I've read a few articles recently about Facebook depression, a new condition that is affecting many people, mostly teens. Basically, people are looking at other's on Facebook, and seeing all the awesome things that everyone else is doing, feeling that they are not measuring up, and then getting depressed about it. The problem is, people usually post only positive things that are happening. No one posts a picture of the week long flu they had or how they sit at home on weeknights wishing they had someone to talk to (of course, there are people who do that, but they usually make me feel uncomfortable and I de-friend them) or how they feel trapped by the ever mounting pile of laundry.

I also think that's easy to do with blogs. I read approximately 1,437,821 blogs every day, and usually people post great things that happen to them, pictures of their adorable house/child/cupcake/outfits. Which is the point of a blog, really, to share awesomeness. But it's so easy to compare the best of someone else's life (and probably photo-shopped pictures!) with the worst (un-photo-shopped picture) of your own, you know??

Not that I would advocate looking for the bad in anyone, but it is important to remember that no one is perfect, and that everyone has something that they would like to change. So really, the best policy is to not compare yourself at all, to find the best in everyone, including yourself, and take what you can from everyone. Don't forget to count your blessings!!

(Thanks to Abby from My Yellow Sandbox for this reminder. Also, an awesome place to get hair tutorials!!)


Woolverton Girl said...

It's hard not to compare yourself with others. But you are right, we all need to find the good in ourselves as well as others. Some people really need to be reminded of this more often.

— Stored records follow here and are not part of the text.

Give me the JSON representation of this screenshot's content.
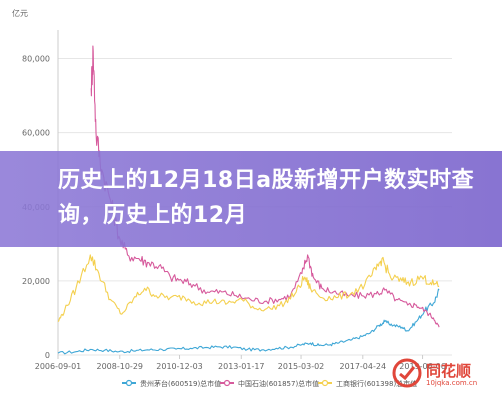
{
  "chart_data": {
    "type": "line",
    "y_unit": "亿元",
    "ylim": [
      0,
      85000
    ],
    "y_ticks": [
      0,
      20000,
      40000,
      60000,
      80000
    ],
    "y_tick_labels": [
      "0",
      "20,000",
      "40,000",
      "60,000",
      "80,000"
    ],
    "x_ticks": [
      2006.67,
      2008.83,
      2010.92,
      2013.08,
      2015.17,
      2017.33,
      2019.42
    ],
    "x_tick_labels": [
      "2006-09-01",
      "2008-10-29",
      "2010-12-03",
      "2013-01-17",
      "2015-03-02",
      "2017-04-24",
      "2019-06-06"
    ],
    "xlim": [
      2006.67,
      2020.1
    ],
    "grid": "horizontal",
    "legend_position": "bottom",
    "series": [
      {
        "name": "贵州茅台(600519)总市值",
        "color": "#3fa7d6",
        "points": [
          [
            2006.67,
            500
          ],
          [
            2007.3,
            900
          ],
          [
            2007.8,
            1500
          ],
          [
            2008.3,
            1300
          ],
          [
            2008.8,
            900
          ],
          [
            2009.3,
            1100
          ],
          [
            2009.8,
            1400
          ],
          [
            2010.3,
            1500
          ],
          [
            2010.8,
            1600
          ],
          [
            2011.3,
            1800
          ],
          [
            2011.8,
            2000
          ],
          [
            2012.3,
            2200
          ],
          [
            2012.8,
            2100
          ],
          [
            2013.3,
            1500
          ],
          [
            2013.8,
            1400
          ],
          [
            2014.3,
            1800
          ],
          [
            2014.8,
            2100
          ],
          [
            2015.2,
            2800
          ],
          [
            2015.5,
            3200
          ],
          [
            2015.8,
            2600
          ],
          [
            2016.2,
            2800
          ],
          [
            2016.5,
            3300
          ],
          [
            2016.9,
            4000
          ],
          [
            2017.3,
            5000
          ],
          [
            2017.6,
            6000
          ],
          [
            2017.9,
            8000
          ],
          [
            2018.1,
            9000
          ],
          [
            2018.4,
            8000
          ],
          [
            2018.7,
            7500
          ],
          [
            2018.9,
            6500
          ],
          [
            2019.2,
            9000
          ],
          [
            2019.5,
            12000
          ],
          [
            2019.8,
            14000
          ],
          [
            2020.0,
            17500
          ]
        ]
      },
      {
        "name": "中国石油(601857)总市值",
        "color": "#d65a9c",
        "points": [
          [
            2007.83,
            72000
          ],
          [
            2007.9,
            82000
          ],
          [
            2008.0,
            60000
          ],
          [
            2008.2,
            50000
          ],
          [
            2008.5,
            42000
          ],
          [
            2008.8,
            32000
          ],
          [
            2009.1,
            27000
          ],
          [
            2009.5,
            26000
          ],
          [
            2009.8,
            25000
          ],
          [
            2010.2,
            24000
          ],
          [
            2010.6,
            21000
          ],
          [
            2011.0,
            20000
          ],
          [
            2011.4,
            19000
          ],
          [
            2011.9,
            17000
          ],
          [
            2012.4,
            17000
          ],
          [
            2012.9,
            16000
          ],
          [
            2013.4,
            15000
          ],
          [
            2013.9,
            14500
          ],
          [
            2014.4,
            15000
          ],
          [
            2014.8,
            16000
          ],
          [
            2015.2,
            22000
          ],
          [
            2015.4,
            27000
          ],
          [
            2015.6,
            21000
          ],
          [
            2015.9,
            18000
          ],
          [
            2016.3,
            17000
          ],
          [
            2016.8,
            16000
          ],
          [
            2017.3,
            16000
          ],
          [
            2017.8,
            16500
          ],
          [
            2018.1,
            17500
          ],
          [
            2018.5,
            15000
          ],
          [
            2018.9,
            13500
          ],
          [
            2019.2,
            13500
          ],
          [
            2019.5,
            12000
          ],
          [
            2019.8,
            10000
          ],
          [
            2020.0,
            7500
          ]
        ]
      },
      {
        "name": "工商银行(601398)总市值",
        "color": "#f4d04f",
        "points": [
          [
            2006.67,
            9000
          ],
          [
            2006.9,
            12000
          ],
          [
            2007.3,
            18000
          ],
          [
            2007.8,
            27000
          ],
          [
            2008.1,
            22000
          ],
          [
            2008.5,
            15000
          ],
          [
            2008.9,
            11000
          ],
          [
            2009.3,
            15000
          ],
          [
            2009.7,
            18000
          ],
          [
            2010.1,
            16000
          ],
          [
            2010.6,
            15500
          ],
          [
            2011.1,
            15500
          ],
          [
            2011.6,
            14000
          ],
          [
            2012.1,
            14500
          ],
          [
            2012.6,
            14000
          ],
          [
            2013.1,
            15000
          ],
          [
            2013.6,
            12500
          ],
          [
            2014.1,
            12500
          ],
          [
            2014.6,
            14000
          ],
          [
            2015.0,
            17000
          ],
          [
            2015.3,
            21000
          ],
          [
            2015.5,
            18000
          ],
          [
            2015.9,
            15500
          ],
          [
            2016.4,
            15500
          ],
          [
            2016.9,
            16500
          ],
          [
            2017.4,
            19000
          ],
          [
            2017.8,
            23000
          ],
          [
            2018.0,
            26000
          ],
          [
            2018.3,
            21000
          ],
          [
            2018.7,
            20000
          ],
          [
            2019.0,
            19500
          ],
          [
            2019.4,
            21000
          ],
          [
            2019.7,
            19500
          ],
          [
            2020.0,
            18500
          ]
        ]
      }
    ]
  },
  "banner": {
    "text": "历史上的12月18日a股新增开户数实时查询，历史上的12月"
  },
  "watermark": {
    "brand": "同花顺",
    "url": "10jqka.com.cn"
  }
}
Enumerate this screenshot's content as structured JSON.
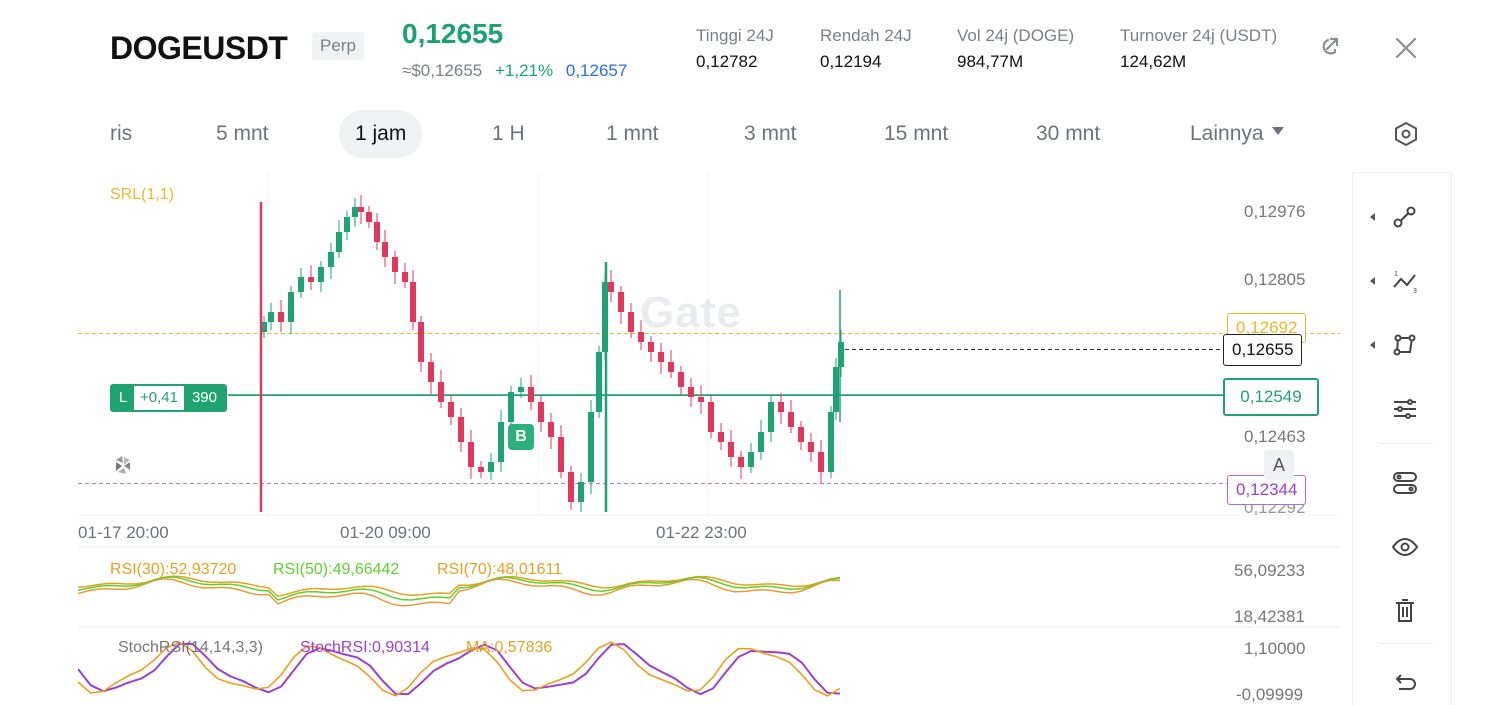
{
  "header": {
    "symbol": "DOGEUSDT",
    "badge": "Perp",
    "last_price": "0,12655",
    "usd_price": "≈$0,12655",
    "change_pct": "+1,21%",
    "mark_price": "0,12657",
    "stats": [
      {
        "label": "Tinggi 24J",
        "value": "0,12782"
      },
      {
        "label": "Rendah 24J",
        "value": "0,12194"
      },
      {
        "label": "Vol 24j (DOGE)",
        "value": "984,77M"
      },
      {
        "label": "Turnover 24j (USDT)",
        "value": "124,62M"
      }
    ],
    "icons": [
      "share-icon",
      "close-icon"
    ]
  },
  "tabs": [
    {
      "label": "ris",
      "active": false
    },
    {
      "label": "5 mnt",
      "active": false
    },
    {
      "label": "1 jam",
      "active": true
    },
    {
      "label": "1 H",
      "active": false
    },
    {
      "label": "1 mnt",
      "active": false
    },
    {
      "label": "3 mnt",
      "active": false
    },
    {
      "label": "15 mnt",
      "active": false
    },
    {
      "label": "30 mnt",
      "active": false
    },
    {
      "label": "Lainnya",
      "active": false,
      "dropdown": true
    }
  ],
  "chart": {
    "srl_label": "SRL(1,1)",
    "watermark": "Gate",
    "price_axis": [
      "0,12976",
      "0,12805",
      "0,12463",
      "0,12292"
    ],
    "tags": {
      "srl": "0,12692",
      "last": "0,12655",
      "entry": "0,12549",
      "low": "0,12344"
    },
    "position": {
      "side": "L",
      "pnl": "+0,41",
      "qty": "390"
    },
    "marker": "B",
    "scale_button": "A",
    "time_axis": [
      "01-17 20:00",
      "01-20 09:00",
      "01-22 23:00"
    ],
    "colors": {
      "up": "#1fa373",
      "down": "#e0385c",
      "srl": "#e8b92a",
      "low": "#b36ad9"
    }
  },
  "rsi": {
    "labels": [
      {
        "text": "RSI(30):52,93720",
        "color": "#e8a020"
      },
      {
        "text": "RSI(50):49,66442",
        "color": "#5fd12b"
      },
      {
        "text": "RSI(70):48,01611",
        "color": "#e8a020"
      }
    ],
    "max": "56,09233",
    "min": "18,42381"
  },
  "stoch": {
    "labels": [
      {
        "text": "StochRSI(14,14,3,3)",
        "color": "#777"
      },
      {
        "text": "StochRSI:0,90314",
        "color": "#9b3fd1"
      },
      {
        "text": "MA:0,57836",
        "color": "#e8a020"
      }
    ],
    "max": "1,10000",
    "min": "-0,09999"
  },
  "toolbar": [
    "trend-line-icon",
    "wave-line-icon",
    "shape-icon",
    "settings-sliders-icon",
    "indicator-icon",
    "eye-icon",
    "trash-icon",
    "undo-icon"
  ],
  "settings_icon": "hexagon-settings-icon",
  "chart_data": {
    "type": "candlestick",
    "interval": "1 jam",
    "price_range": [
      0.12292,
      0.12976
    ],
    "horizontal_lines": [
      {
        "name": "SRL",
        "value": 0.12692
      },
      {
        "name": "last",
        "value": 0.12655
      },
      {
        "name": "entry",
        "value": 0.12549
      },
      {
        "name": "low",
        "value": 0.12344
      }
    ]
  }
}
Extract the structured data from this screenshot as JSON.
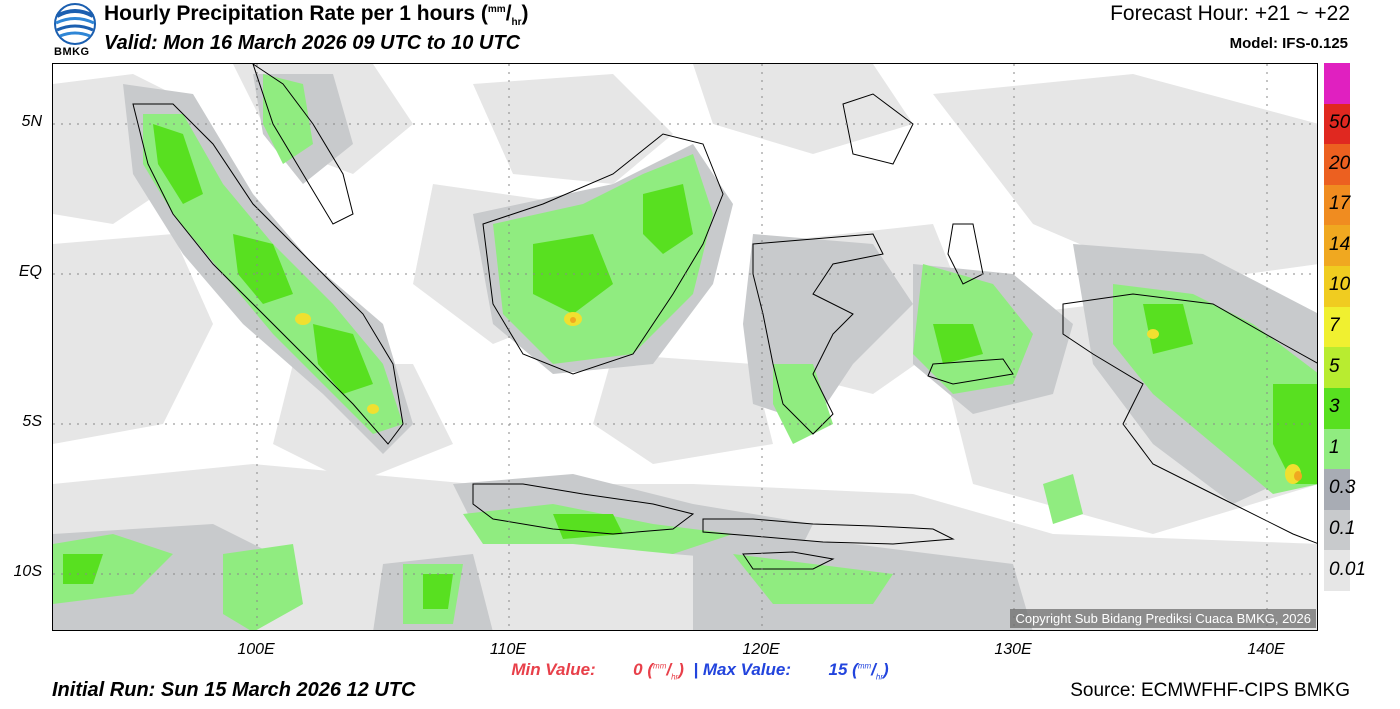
{
  "header": {
    "logo_text": "BMKG",
    "title_main": "Hourly Precipitation Rate per 1 hours (",
    "title_unit_num": "mm",
    "title_unit_den": "hr",
    "title_close": ")",
    "valid": "Valid: Mon 16 March 2026 09 UTC to 10 UTC",
    "forecast_hour": "Forecast Hour: +21 ~ +22",
    "model": "Model: IFS-0.125"
  },
  "axes": {
    "lat_labels": [
      "5N",
      "EQ",
      "5S",
      "10S"
    ],
    "lon_labels": [
      "100E",
      "110E",
      "120E",
      "130E",
      "140E"
    ]
  },
  "copyright": "Copyright Sub Bidang Prediksi Cuaca BMKG, 2026",
  "colorbar": {
    "labels": [
      "50",
      "20",
      "17",
      "14",
      "10",
      "7",
      "5",
      "3",
      "1",
      "0.3",
      "0.1",
      "0.01"
    ],
    "colors": [
      "#e020c0",
      "#e02820",
      "#ec6020",
      "#f08c20",
      "#f0a820",
      "#f0cc20",
      "#f0f030",
      "#b8ec30",
      "#58e020",
      "#90ec80",
      "#a8acb4",
      "#c8cacc",
      "#e6e6e6"
    ]
  },
  "stats": {
    "min_label": "Min Value:",
    "min_value": "0",
    "max_label": "Max Value:",
    "max_value": "15",
    "unit_num": "mm",
    "unit_den": "hr",
    "separator": "|"
  },
  "footer": {
    "initial_run": "Initial Run: Sun 15 March 2026 12 UTC",
    "source": "Source: ECMWFHF-CIPS BMKG"
  }
}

BTW, I loved visiting with you & steve this past weekend!

Jolene said...

You just reminded me of something a wise visiting teacher told me once when we were talking about comparing and feeling inferior. She said that we judge ourselves by our back room or our messiest room and we judge others by their front room or the one that they keep perfect for their visiting teachers to see. It is easy to only see the best in others and the worst in ourselves.